Assume you have two functions $f,g: [a,b]\times [c,d]\rightarrow \mathbb{R}$.
Let $\Pi_1^n=(a=x_0,x_1,x_2,\ldots,x_n=b)$ be a partition of $[a,b]$ and let $\Pi_2^n$ be a partition of $[c,d]$.
Define $\Delta_2\Delta_1g(x_i,y_j)=g(x_{i},y_j)-g(x_i,y_{j-1})-g(x_{i-1},y_{j})+g(x_{i-1},y_{j-1})$.
Let $x_{i-1}\le\zeta_i\le x_i$,
$y_{j-1}\le\xi_j\le y_j $.
Do you know under what conditions the sums $\sum\limits_{i=1}^{|\Pi_1^n|-1}\sum\limits_{j=1}^{|\Pi_2^n|-1}f(\zeta_i,\xi _j)\Delta_2\Delta_1g(x_i,y_j)$
converges as both the norms of the partitions goes to zero as n goes to infinity?

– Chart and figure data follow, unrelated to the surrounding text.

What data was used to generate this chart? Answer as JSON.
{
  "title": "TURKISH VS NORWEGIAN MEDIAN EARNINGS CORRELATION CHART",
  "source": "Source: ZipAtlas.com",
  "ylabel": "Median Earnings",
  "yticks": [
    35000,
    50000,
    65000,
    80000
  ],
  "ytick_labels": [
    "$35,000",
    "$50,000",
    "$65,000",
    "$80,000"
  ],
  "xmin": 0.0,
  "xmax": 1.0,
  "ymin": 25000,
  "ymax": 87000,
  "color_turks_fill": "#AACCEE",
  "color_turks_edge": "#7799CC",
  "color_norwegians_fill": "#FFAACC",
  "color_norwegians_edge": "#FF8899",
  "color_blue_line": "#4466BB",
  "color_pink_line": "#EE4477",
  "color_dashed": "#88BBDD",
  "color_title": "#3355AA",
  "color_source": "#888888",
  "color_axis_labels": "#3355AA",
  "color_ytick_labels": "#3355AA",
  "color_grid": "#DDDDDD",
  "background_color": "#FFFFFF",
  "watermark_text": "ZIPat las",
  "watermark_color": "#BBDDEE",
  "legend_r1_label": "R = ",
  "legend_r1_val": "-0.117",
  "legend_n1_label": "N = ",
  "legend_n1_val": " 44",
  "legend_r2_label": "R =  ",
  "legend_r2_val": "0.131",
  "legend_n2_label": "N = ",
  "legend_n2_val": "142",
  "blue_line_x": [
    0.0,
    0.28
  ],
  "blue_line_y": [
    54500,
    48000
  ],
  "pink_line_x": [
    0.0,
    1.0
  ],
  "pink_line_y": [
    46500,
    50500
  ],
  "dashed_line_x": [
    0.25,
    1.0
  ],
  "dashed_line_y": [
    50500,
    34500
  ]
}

Also assume now that $\frac{\partial^2}{\partial x\partial y}g(x,y)$ exist. Under what conditions does then the sum
$\sum\limits_{i=1}^{|\Pi_1^n|-1}\sum\limits_{j=1}^{|\Pi_2^n|-1}f(\zeta_i,\xi _j)\Delta_2\Delta_1g(x_i,y_j)$
converge to
$\int_a^b\int_c^df(x,y)\frac{\partial^2}{\partial x\partial y}g(x,y)dydx$?
If you have books talking about this, I would love to hear about them.